16 février 2011, 07:29
Dans un soutra nommé le Sarangama Soutra, il est raconté comment Quan Am ( nom vietnamien d'Avalokitesvara) est arrivée à l’Éveil. Elle est arrivée à l’Éveil par l'écoute profonde. Elle s'asseyait tous les jours au bord de l'océan et elle écoutait les vagues. Elle écoutait la marée qui montait et qui descendait. Elle écoutait les vagues si profondément qu'elle s'est éveillée par l'écoute de la mélodie des vagues. Ceci est d'autant plus étonnant que Quan Am n'est pas connue comme étant Celle qui écoute les vagues, mais comme Celle qui écoute les souffrancs du monde. Toutefois, elle ne s'asseyait pas en méditation dans un hôpital ou dans une prison pour écouter les lamentations de ceux qui souffrent ; elle s'asseyait au bord de la mer pour écouter les vagues.

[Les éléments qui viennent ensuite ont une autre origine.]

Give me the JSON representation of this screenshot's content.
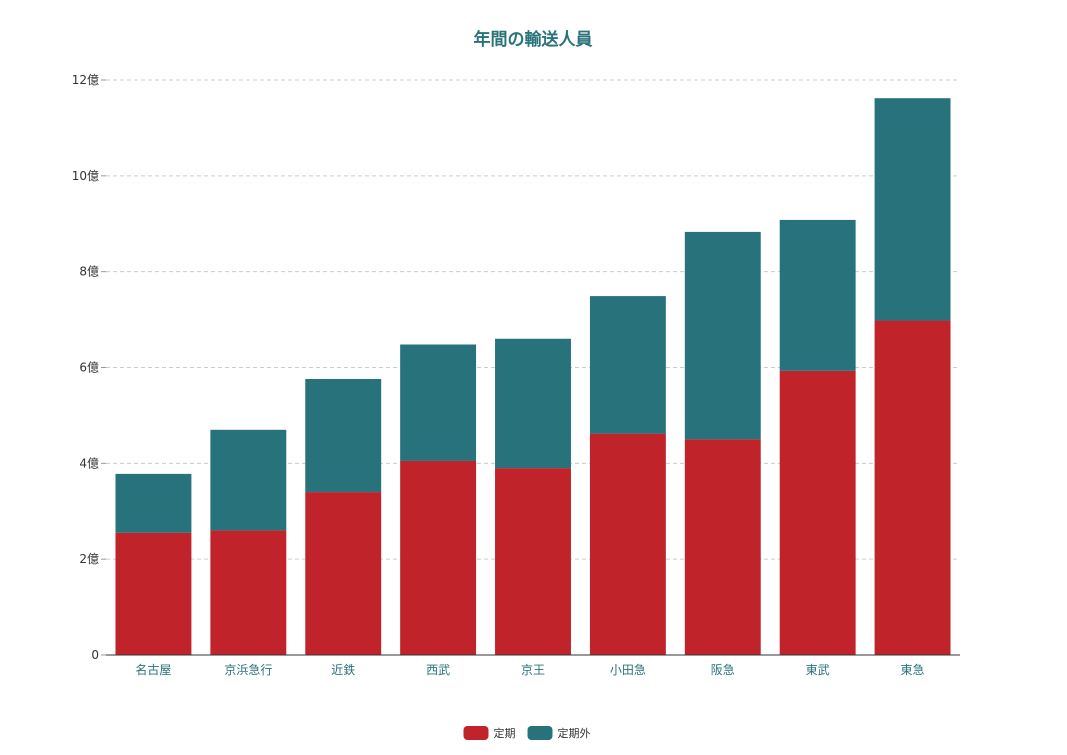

Lorsqu'on écoute les vagues, il y a quelque chose de très particulier. Il y a un bruit fort qui diminue progressivement et disparaît ; puis qui revient pour disparaître à nouveau. Lorsque la marée monte, le bruit est fort et lorsqu'elle se retire, le bruit s'éloigne. Le secret de l' Écoute de Quan Am, c'est d'être capable d'écouter le son mais aussi le silence. Lorsque nous arrivons à entendre le silence, nous touchons la dimension ultime. Lorsque nous entendons le son, nous sommes dans la dimension relative. Mais en réalité, ces deux dimensions sont toujours simultanées.
Lorsque nous entendons quelqu'un parler, nous entendons des sons. Entre les mots, il y a des moments de silence. Habituellement notre conscience est conditionnée à n'entendre que les mots, mais, l'essentiel, c'est ce qu 'il y a entre les mots. Lorsqu'on s'habitue à écouter entre les mots, l'on se rend compte que même lorsqu'il y a des sons, le silence n'est pas perturbé. Aucun bruit ne peut emplir tout le silence.
La pratique consiste donc à s'exercer à observer le silence entre les sons. Notre expérience devient alors plus spacieuse, plus libre, nous ne nous sentons plus oppressé par les phénomènes qui ne sont jamais qu'une infime partie de la totalité.
Nous pouvons en faire l'expérience avec une cloche. Nous pouvons faire silence quelques instants, puis laisser résonner une cloche et observer comment le son naît, s'amplifie, décroît et, à un certain moment, disparaît. Essayons alors de maintenir notre attention auditive alors qu'il n'y a plus rien à entendre. Nous portons notre attention concentrée sur le son, puis le son disparaît, mais nous maintenons vigilante notre attention. Ce que nous faisons habituellement, c'est que nous remplissons immédiatement ce vide par autre chose. Essayons de ne pas remplir ce vide, maintenons l'attention une fois que le son a disparu, ne le remplaçons pas par autre chose.
Que se passe -t-il lorsqu'on écoute le silence?
Que se passe-t-il lorsqu'on regarde l'espace vide?
Que se passe-t-il lorsque l'on écoute entre les mots du discours?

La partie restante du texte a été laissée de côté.